[249] Vide Sir George Grey’s “Polynesian Mythology,” p. xiii.; F. A. Weld’s (Governor of Western Australia) “Notes on New Zealand,” pp. 15, 60.
[250] This was a recognition on Tasman’s part that there was a violation of the law of nations, which he evidently considered ought to have been recognised by these people. For killing unarmed men he does not stigmatise them as savages, but as murderers, which name has clung to the spot and to the transaction to this day.
[251] I am aware that what I have opposed to Sir J. Lubbock is only the contrary and not the contradictory of his proposition. I find, however, that a very competent authority, Wilson, “Archæology and Pre-historic Annals of Scotland,” p. 42, says: “No people, however rude or debased be their state, have yet been met with so degraded to the level of the brutes as to entertain no notion of a Supreme Being, or no anticipation of a future state.” “All polytheism is based on monotheism; idolatry implies religious feeling.”—Bunsen’s Egypt, iv. 69. But in truth it was not a priest or a missionary who first enunciated the contradictory of Sir John Lubbock’s proposition—it was Cicero. “Itaque ex tot generibus nullum est animal, præter hominem, quod habeat notitiam aliquam dei: ipsisque in hominibus nulla gens est, neque tam immansueta, neque tam fera, quæ non etiam si ignoret qualem habere deum deceat, tamen habendum sciat.” De Legibus; i. 8.
[252] I should not have considered it necessary to have entered so elaborately into this argument, if I had previously read the chapter on Animism in Mr Tylor’s “Primitive Culture.” The instances, however, which follow will stand as supplementary.
[253] Sir J. Lubbock says (p. 370) of the Feegee islanders: “They did not worship idols, but many of the priests seem to have really thought that they had been in actual communication with the Atona; and some of the early missionaries were inclined to believe that Satan may have been permitted to practise a deception upon them, in order to strengthen his power. However extraordinary this may appear, the same was the case in Tahiti.”

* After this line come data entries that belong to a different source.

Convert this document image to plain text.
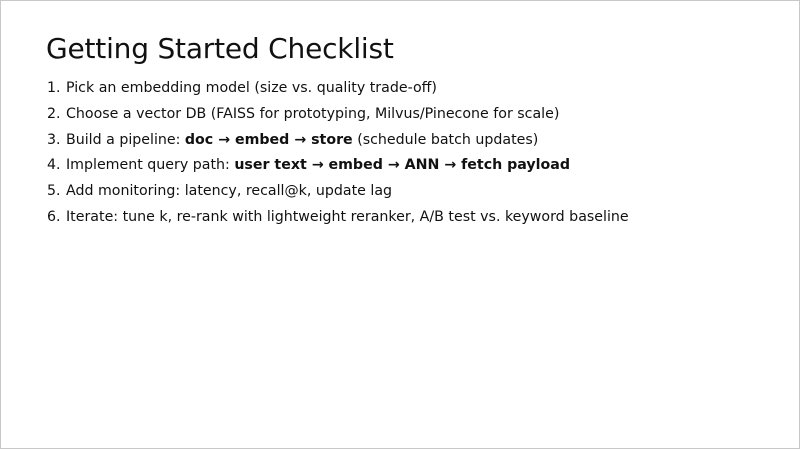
Getting Started Checklist
1. Pick an embedding model (size vs. quality trade-off)
2. Choose a vector DB (FAISS for prototyping, Milvus/Pinecone for scale)
3. Build a pipeline: doc → embed → store (schedule batch updates)
4. Implement query path: user text → embed → ANN → fetch payload
5. Add monitoring: latency, recall@k, update lag
6. Iterate: tune k, re-rank with lightweight reranker, A/B test vs. keyword baseline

[254] After all, is there not something in their mode of prayer which recalls the language of Psalm cxl., “Dirigatur oratio mea sicut incensum in conspectu tuo: elevatio manuum mearum sacrificium vespertinum.”
If the reader will refer to Bunsen’s “Egypt,” &c. vol. i. p. 497, he will find “a man with uplifted arms” as the ideographic sign (19) for “to praise, glorification,” which is in evidence not only that it was the natural but the traditional mode.
[255] Garcilasso de la Vega’s authority is so unimpeachable, and at the same time his testimony is so unmistakable on this point, that it will be as well to give his own words, as he was well acquainted with the Peruvian traditions, through his mother, who was one of the Yncas. He adds: “When the Indians were asked who Pachacamac was, they replied that he it was who gave life to the universe, and supported it; but that they knew him not, for they had never seen him, and that for this reason they did not build temples to him, nor offer him sacrifices; but that they worshipped him in their hearts (mentally), and considered him to be an unknown God.... From this it is clear, that these Indians considered him to be the maker of all things.” Hakluyt ed. of Garcil. de la Vega’s “Royal Commentaries of the Yncas,” ed. C. Markham, 1869, i. 107. He further remarks that, whereas they hesitated to pronounce the name of Pachacamac, “they spoke of the sun on every occasion.”
Compare the accounts we have of the Guanches. M. Pegot Ogier, “The Fortunate Isles” (Canaries), 1871, says (p. 283), that a comparison of the Chronicles of the Conquest shows that, “far from being idolaters, the Guanches worshipped one God, the Creator and Preserver of the world,” and that (p. 282), “in their worship, they raised their hands to heaven, and sacrificed on the mountains by pouring milk on the ground from a height; their milk was carried in a sacred vase called ganigo.” The name of their god, “Achoron Achaman” = “He who upholds the heaven and earth,” and “Achuhuyahan Achuhucanac” = “He who sustains every one,” has resemblances with “Pachacamac” = “Pacha,” the earth; and “camac” participle of “camani,” “I create.”—(C. Markham, Hakluyt ed. of Garcil. de la Vega, i. 101.)